Exhibit 99.4

LPCN 1144 IMPROVES BODY COMPOSITION IN BIOPSY-CONFIRMED NASH PATIENTS

Background: Non-alcoholic Steatohepatitis (NASH) is a common cause of liver disease and rapidly rising to be the leading indication for liver transplantation. Sarcopenia, loss of muscle mass, occurs in 20-60% of patients with liver disease and reduces survival of cirrhotic patients. There is an unmet need for addressing adverse body composition (BC) in advanced NASH. A decrease in free testosterone (T) and increase in Sex Hormone Binding Globulin (SHBG) are reported with progression of NASH. LPCN 1144, an oral prodrug of endogenous T, is currently being investigated in an ongoing randomized, double-blind, paired biopsy, placebo-controlled, phase 2 study in men with NASH (LiFT, NCT04134091). Here, we present topline BC results post 20 weeks (w) of treatment.

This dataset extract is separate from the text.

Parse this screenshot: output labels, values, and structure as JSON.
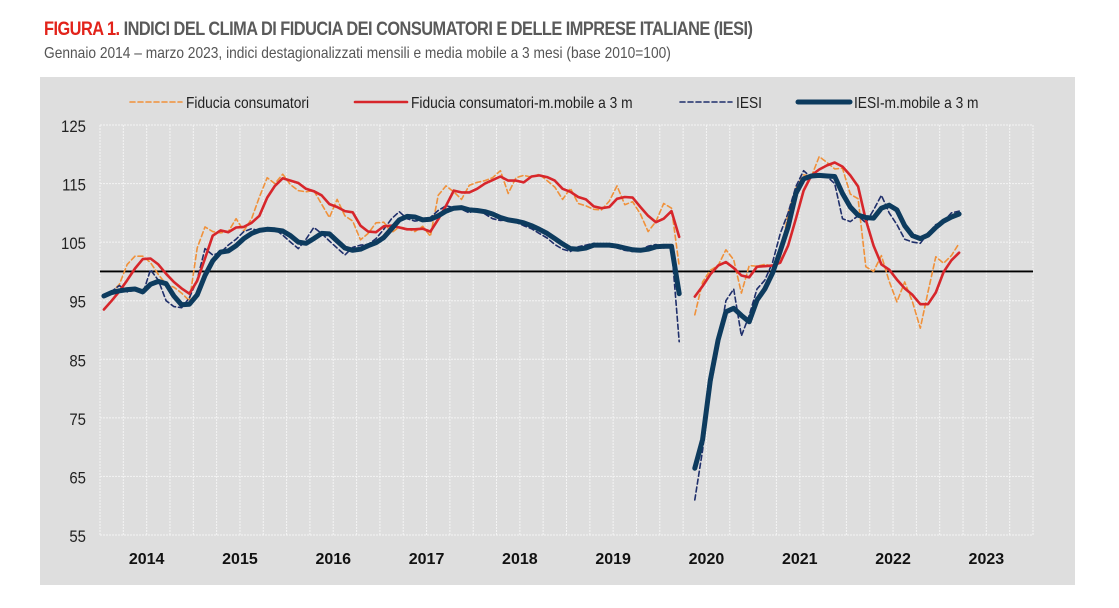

Methods: Biopsy-confirmed NASH (F1-F3) males were randomized 1:1:1 to three arms; 1) Treatment A: oral T twice daily (BID), 2) Treatment B: oral T with d-alpha tocopherol BID, and 3) oral matching placebo (PL) BID. BC parameters, including appendicular lean muscle mass (APLM), whole body fat mass (WBFM) and whole body lean mass (WBLM), were evaluated using Dual Energy X-ray Absorptiometry (DEXA) scan at baseline and w20. Other key outcomes measured were changes in SHBG, hepatic fat fraction, alanine aminotransferase (ALT), and aspartate aminotransferase (AST) at w12.

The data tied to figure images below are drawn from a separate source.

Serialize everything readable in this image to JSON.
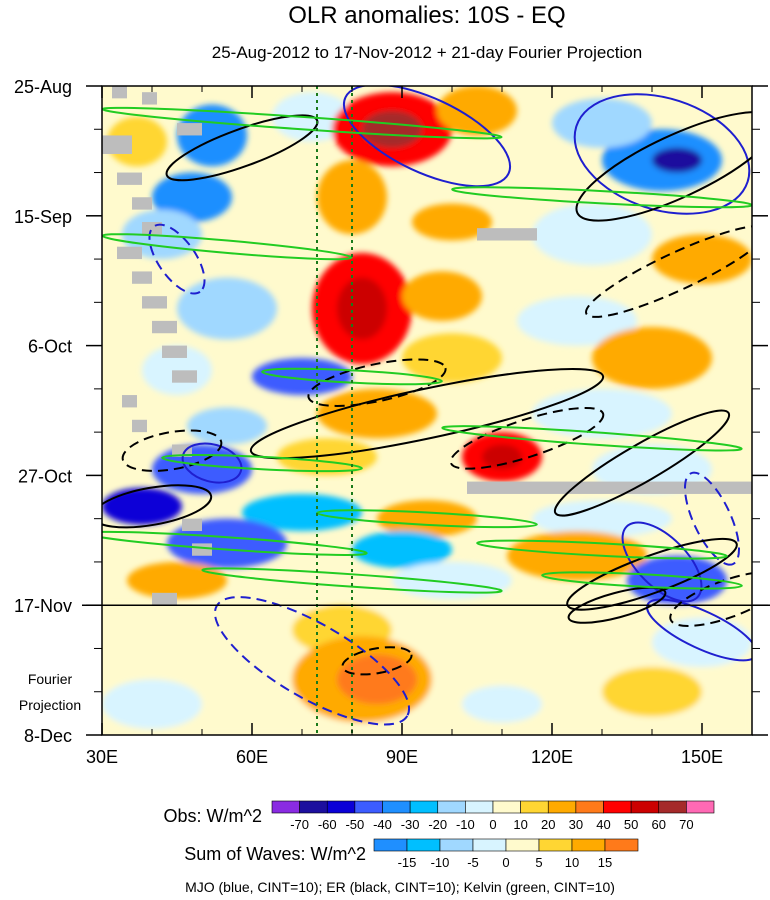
{
  "chart_data": {
    "type": "heatmap",
    "title": "OLR anomalies: 10S - EQ",
    "subtitle": "25-Aug-2012 to 17-Nov-2012 + 21-day Fourier Projection",
    "x_axis": {
      "range": [
        30,
        160
      ],
      "ticks": [
        {
          "value": 30,
          "label": "30E"
        },
        {
          "value": 60,
          "label": "60E"
        },
        {
          "value": 90,
          "label": "90E"
        },
        {
          "value": 120,
          "label": "120E"
        },
        {
          "value": 150,
          "label": "150E"
        }
      ]
    },
    "y_axis": {
      "range_days": [
        0,
        105
      ],
      "ticks": [
        {
          "day": 0,
          "label": "25-Aug"
        },
        {
          "day": 21,
          "label": "15-Sep"
        },
        {
          "day": 42,
          "label": "6-Oct"
        },
        {
          "day": 63,
          "label": "27-Oct"
        },
        {
          "day": 84,
          "label": "17-Nov"
        },
        {
          "day": 105,
          "label": "8-Dec"
        }
      ],
      "projection_label": [
        "Fourier",
        "Projection"
      ]
    },
    "observation_end_day": 84,
    "reference_longitudes": [
      73,
      80
    ],
    "obs_colorbar": {
      "label": "Obs: W/m^2",
      "levels": [
        "-70",
        "-60",
        "-50",
        "-40",
        "-30",
        "-20",
        "-10",
        "0",
        "10",
        "20",
        "30",
        "40",
        "50",
        "60",
        "70"
      ],
      "colors": [
        "#8a2be2",
        "#1c0f9e",
        "#0a00d7",
        "#3c5cff",
        "#1f8fff",
        "#00bfff",
        "#a0d8ff",
        "#d8f4ff",
        "#fffacd",
        "#ffd633",
        "#ffaa00",
        "#ff7a1a",
        "#ff0000",
        "#cc0000",
        "#a52a2a",
        "#ff69b4"
      ]
    },
    "wave_colorbar": {
      "label": "Sum of Waves: W/m^2",
      "levels": [
        "-15",
        "-10",
        "-5",
        "0",
        "5",
        "10",
        "15"
      ],
      "colors": [
        "#1f8fff",
        "#00bfff",
        "#a0d8ff",
        "#d8f4ff",
        "#fffacd",
        "#ffd633",
        "#ffaa00",
        "#ff7a1a"
      ]
    },
    "footnote": "MJO (blue, CINT=10); ER (black, CINT=10); Kelvin (green, CINT=10)",
    "anomaly_blobs": [
      {
        "lon": 37,
        "day": 9,
        "rx": 6,
        "ry": 4,
        "value": 10
      },
      {
        "lon": 52,
        "day": 8,
        "rx": 7,
        "ry": 5,
        "value": -40
      },
      {
        "lon": 72,
        "day": 5,
        "rx": 8,
        "ry": 4,
        "value": -10
      },
      {
        "lon": 88,
        "day": 7,
        "rx": 12,
        "ry": 6,
        "value": 40
      },
      {
        "lon": 88,
        "day": 7,
        "rx": 6,
        "ry": 3,
        "value": 60
      },
      {
        "lon": 105,
        "day": 4,
        "rx": 8,
        "ry": 4,
        "value": 20
      },
      {
        "lon": 142,
        "day": 12,
        "rx": 12,
        "ry": 5,
        "value": -40
      },
      {
        "lon": 145,
        "day": 12,
        "rx": 5,
        "ry": 2,
        "value": -70
      },
      {
        "lon": 130,
        "day": 6,
        "rx": 10,
        "ry": 4,
        "value": -20
      },
      {
        "lon": 48,
        "day": 18,
        "rx": 8,
        "ry": 4,
        "value": -40
      },
      {
        "lon": 42,
        "day": 24,
        "rx": 8,
        "ry": 4,
        "value": -20
      },
      {
        "lon": 80,
        "day": 18,
        "rx": 7,
        "ry": 6,
        "value": 20
      },
      {
        "lon": 100,
        "day": 22,
        "rx": 8,
        "ry": 3,
        "value": 20
      },
      {
        "lon": 128,
        "day": 24,
        "rx": 12,
        "ry": 5,
        "value": -10
      },
      {
        "lon": 150,
        "day": 28,
        "rx": 10,
        "ry": 4,
        "value": 20
      },
      {
        "lon": 82,
        "day": 36,
        "rx": 10,
        "ry": 9,
        "value": 40
      },
      {
        "lon": 82,
        "day": 36,
        "rx": 5,
        "ry": 5,
        "value": 50
      },
      {
        "lon": 98,
        "day": 34,
        "rx": 8,
        "ry": 4,
        "value": 20
      },
      {
        "lon": 55,
        "day": 36,
        "rx": 10,
        "ry": 5,
        "value": -20
      },
      {
        "lon": 125,
        "day": 38,
        "rx": 12,
        "ry": 4,
        "value": -10
      },
      {
        "lon": 70,
        "day": 47,
        "rx": 10,
        "ry": 3,
        "value": -50
      },
      {
        "lon": 45,
        "day": 46,
        "rx": 7,
        "ry": 4,
        "value": -10
      },
      {
        "lon": 100,
        "day": 44,
        "rx": 10,
        "ry": 4,
        "value": 10
      },
      {
        "lon": 140,
        "day": 44,
        "rx": 12,
        "ry": 5,
        "value": 20
      },
      {
        "lon": 85,
        "day": 53,
        "rx": 12,
        "ry": 4,
        "value": 20
      },
      {
        "lon": 55,
        "day": 55,
        "rx": 8,
        "ry": 3,
        "value": -20
      },
      {
        "lon": 130,
        "day": 53,
        "rx": 14,
        "ry": 4,
        "value": -10
      },
      {
        "lon": 110,
        "day": 60,
        "rx": 8,
        "ry": 4,
        "value": 40
      },
      {
        "lon": 110,
        "day": 60,
        "rx": 4,
        "ry": 2,
        "value": 50
      },
      {
        "lon": 50,
        "day": 62,
        "rx": 10,
        "ry": 4,
        "value": -50
      },
      {
        "lon": 75,
        "day": 60,
        "rx": 10,
        "ry": 3,
        "value": 10
      },
      {
        "lon": 140,
        "day": 62,
        "rx": 12,
        "ry": 4,
        "value": -10
      },
      {
        "lon": 38,
        "day": 68,
        "rx": 8,
        "ry": 3,
        "value": -60
      },
      {
        "lon": 70,
        "day": 69,
        "rx": 12,
        "ry": 3,
        "value": -30
      },
      {
        "lon": 95,
        "day": 70,
        "rx": 10,
        "ry": 3,
        "value": 20
      },
      {
        "lon": 130,
        "day": 70,
        "rx": 14,
        "ry": 3,
        "value": -10
      },
      {
        "lon": 55,
        "day": 74,
        "rx": 12,
        "ry": 4,
        "value": -50
      },
      {
        "lon": 90,
        "day": 75,
        "rx": 10,
        "ry": 3,
        "value": -30
      },
      {
        "lon": 125,
        "day": 76,
        "rx": 14,
        "ry": 4,
        "value": 20
      },
      {
        "lon": 45,
        "day": 80,
        "rx": 10,
        "ry": 3,
        "value": 20
      },
      {
        "lon": 100,
        "day": 80,
        "rx": 12,
        "ry": 3,
        "value": -10
      },
      {
        "lon": 145,
        "day": 80,
        "rx": 10,
        "ry": 4,
        "value": -50
      }
    ],
    "projection_blobs": [
      {
        "lon": 78,
        "day": 88,
        "rx": 10,
        "ry": 4,
        "value": 5
      },
      {
        "lon": 82,
        "day": 96,
        "rx": 14,
        "ry": 7,
        "value": 10
      },
      {
        "lon": 85,
        "day": 96,
        "rx": 8,
        "ry": 4,
        "value": 15
      },
      {
        "lon": 140,
        "day": 98,
        "rx": 10,
        "ry": 4,
        "value": 5
      },
      {
        "lon": 150,
        "day": 90,
        "rx": 10,
        "ry": 4,
        "value": -5
      },
      {
        "lon": 40,
        "day": 100,
        "rx": 10,
        "ry": 4,
        "value": -5
      },
      {
        "lon": 110,
        "day": 100,
        "rx": 8,
        "ry": 3,
        "value": -5
      }
    ],
    "missing_data_bands": [
      {
        "lon1": 32,
        "lon2": 35,
        "day1": 0,
        "day2": 2
      },
      {
        "lon1": 38,
        "lon2": 41,
        "day1": 1,
        "day2": 3
      },
      {
        "lon1": 45,
        "lon2": 50,
        "day1": 6,
        "day2": 8
      },
      {
        "lon1": 30,
        "lon2": 36,
        "day1": 8,
        "day2": 11
      },
      {
        "lon1": 33,
        "lon2": 38,
        "day1": 14,
        "day2": 16
      },
      {
        "lon1": 36,
        "lon2": 40,
        "day1": 18,
        "day2": 20
      },
      {
        "lon1": 38,
        "lon2": 42,
        "day1": 22,
        "day2": 24
      },
      {
        "lon1": 33,
        "lon2": 38,
        "day1": 26,
        "day2": 28
      },
      {
        "lon1": 36,
        "lon2": 40,
        "day1": 30,
        "day2": 32
      },
      {
        "lon1": 38,
        "lon2": 43,
        "day1": 34,
        "day2": 36
      },
      {
        "lon1": 40,
        "lon2": 45,
        "day1": 38,
        "day2": 40
      },
      {
        "lon1": 42,
        "lon2": 47,
        "day1": 42,
        "day2": 44
      },
      {
        "lon1": 44,
        "lon2": 49,
        "day1": 46,
        "day2": 48
      },
      {
        "lon1": 34,
        "lon2": 37,
        "day1": 50,
        "day2": 52
      },
      {
        "lon1": 36,
        "lon2": 39,
        "day1": 54,
        "day2": 56
      },
      {
        "lon1": 44,
        "lon2": 48,
        "day1": 58,
        "day2": 60
      },
      {
        "lon1": 46,
        "lon2": 50,
        "day1": 70,
        "day2": 72
      },
      {
        "lon1": 48,
        "lon2": 52,
        "day1": 74,
        "day2": 76
      },
      {
        "lon1": 40,
        "lon2": 45,
        "day1": 82,
        "day2": 84
      },
      {
        "lon1": 105,
        "lon2": 117,
        "day1": 23,
        "day2": 25
      },
      {
        "lon1": 103,
        "lon2": 160,
        "day1": 64,
        "day2": 66
      }
    ],
    "contours": [
      {
        "wave": "MJO",
        "sign": "positive",
        "lon": 95,
        "day": 8,
        "rx": 18,
        "ry": 6,
        "angle": 25
      },
      {
        "wave": "MJO",
        "sign": "positive",
        "lon": 142,
        "day": 11,
        "rx": 18,
        "ry": 9,
        "angle": 18
      },
      {
        "wave": "MJO",
        "sign": "negative",
        "lon": 45,
        "day": 28,
        "rx": 8,
        "ry": 3,
        "angle": 55
      },
      {
        "wave": "MJO",
        "sign": "positive",
        "lon": 52,
        "day": 61,
        "rx": 6,
        "ry": 3,
        "angle": 15
      },
      {
        "wave": "MJO",
        "sign": "negative",
        "lon": 152,
        "day": 70,
        "rx": 10,
        "ry": 3,
        "angle": 65
      },
      {
        "wave": "MJO",
        "sign": "positive",
        "lon": 142,
        "day": 77,
        "rx": 10,
        "ry": 4,
        "angle": 45
      },
      {
        "wave": "MJO",
        "sign": "positive",
        "lon": 150,
        "day": 88,
        "rx": 12,
        "ry": 3,
        "angle": 25
      },
      {
        "wave": "MJO",
        "sign": "negative",
        "lon": 72,
        "day": 93,
        "rx": 22,
        "ry": 6,
        "angle": 30
      },
      {
        "wave": "ER",
        "sign": "positive",
        "lon": 58,
        "day": 10,
        "rx": 16,
        "ry": 3,
        "angle": -20
      },
      {
        "wave": "ER",
        "sign": "positive",
        "lon": 145,
        "day": 13,
        "rx": 22,
        "ry": 5,
        "angle": -25
      },
      {
        "wave": "ER",
        "sign": "negative",
        "lon": 145,
        "day": 30,
        "rx": 20,
        "ry": 3,
        "angle": -25
      },
      {
        "wave": "ER",
        "sign": "negative",
        "lon": 85,
        "day": 48,
        "rx": 14,
        "ry": 3,
        "angle": -12
      },
      {
        "wave": "ER",
        "sign": "positive",
        "lon": 95,
        "day": 53,
        "rx": 36,
        "ry": 4,
        "angle": -12
      },
      {
        "wave": "ER",
        "sign": "negative",
        "lon": 115,
        "day": 57,
        "rx": 16,
        "ry": 3,
        "angle": -18
      },
      {
        "wave": "ER",
        "sign": "positive",
        "lon": 138,
        "day": 61,
        "rx": 20,
        "ry": 3,
        "angle": -30
      },
      {
        "wave": "ER",
        "sign": "negative",
        "lon": 44,
        "day": 59,
        "rx": 10,
        "ry": 3,
        "angle": -10
      },
      {
        "wave": "ER",
        "sign": "positive",
        "lon": 40,
        "day": 68,
        "rx": 12,
        "ry": 3,
        "angle": -10
      },
      {
        "wave": "ER",
        "sign": "positive",
        "lon": 140,
        "day": 79,
        "rx": 18,
        "ry": 3,
        "angle": -20
      },
      {
        "wave": "ER",
        "sign": "negative",
        "lon": 155,
        "day": 83,
        "rx": 12,
        "ry": 3,
        "angle": -20
      },
      {
        "wave": "ER",
        "sign": "positive",
        "lon": 133,
        "day": 84,
        "rx": 10,
        "ry": 2,
        "angle": -15
      },
      {
        "wave": "ER",
        "sign": "negative",
        "lon": 85,
        "day": 93,
        "rx": 7,
        "ry": 2,
        "angle": -10
      },
      {
        "wave": "Kelvin",
        "sign": "positive",
        "lon": 70,
        "day": 6,
        "rx": 40,
        "ry": 1,
        "angle": 4
      },
      {
        "wave": "Kelvin",
        "sign": "positive",
        "lon": 130,
        "day": 18,
        "rx": 30,
        "ry": 1,
        "angle": 3
      },
      {
        "wave": "Kelvin",
        "sign": "positive",
        "lon": 55,
        "day": 26,
        "rx": 25,
        "ry": 1,
        "angle": 5
      },
      {
        "wave": "Kelvin",
        "sign": "positive",
        "lon": 80,
        "day": 47,
        "rx": 18,
        "ry": 1,
        "angle": 3
      },
      {
        "wave": "Kelvin",
        "sign": "positive",
        "lon": 128,
        "day": 57,
        "rx": 30,
        "ry": 1,
        "angle": 4
      },
      {
        "wave": "Kelvin",
        "sign": "positive",
        "lon": 62,
        "day": 61,
        "rx": 20,
        "ry": 1,
        "angle": 3
      },
      {
        "wave": "Kelvin",
        "sign": "positive",
        "lon": 95,
        "day": 70,
        "rx": 22,
        "ry": 1,
        "angle": 3
      },
      {
        "wave": "Kelvin",
        "sign": "positive",
        "lon": 55,
        "day": 74,
        "rx": 28,
        "ry": 1,
        "angle": 4
      },
      {
        "wave": "Kelvin",
        "sign": "positive",
        "lon": 130,
        "day": 75,
        "rx": 25,
        "ry": 1,
        "angle": 3
      },
      {
        "wave": "Kelvin",
        "sign": "positive",
        "lon": 80,
        "day": 80,
        "rx": 30,
        "ry": 1,
        "angle": 4
      },
      {
        "wave": "Kelvin",
        "sign": "positive",
        "lon": 138,
        "day": 80,
        "rx": 20,
        "ry": 1,
        "angle": 3
      }
    ]
  }
}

Results: APLM was significantly elevated with LPCN 1144 treatment compared to PL (p<0.05). Additionally, treatment with LPCN 1144 resulted in a significant reduction of WBFM compared to PL (p<0.01). Favorable BC changes, defined as a decrease in WBFM and an increase in WBLM, were observed in 64% of the subjects receiving LPCN 1144 compared to 15.4% in the PL arm(p<0.01). Furthermore, LPCN 1144 reduced progression of adverse muscle composition (AMC); 4% in the treatment arm vs 46.2% in the PL arm had an increase in WBFM and a decrease in WBLM (p<0.01). Treatment with LPCN 1144 significantly decreased SHBG from baseline compared to PL (p<0.001). Liver fat, ALT, and AST were also significantly reduced in both treatment arms compared to PL (p<0.001, <0.05, and <0.05, respectively).

Conclusion: LPCN 1144 significantly improved BC in biopsy-confirmed NASH male subjects. The forthcoming w36 data in the ongoing LiFT trial is expected to further elucidate the effects of LPCN 1144 on changes in BC. This significant impact of LPCN 1144 on BC can be beneficial in cirrhotic subjects. Larger longitudinal investigations may be required to study this potential effect in advanced liver disease.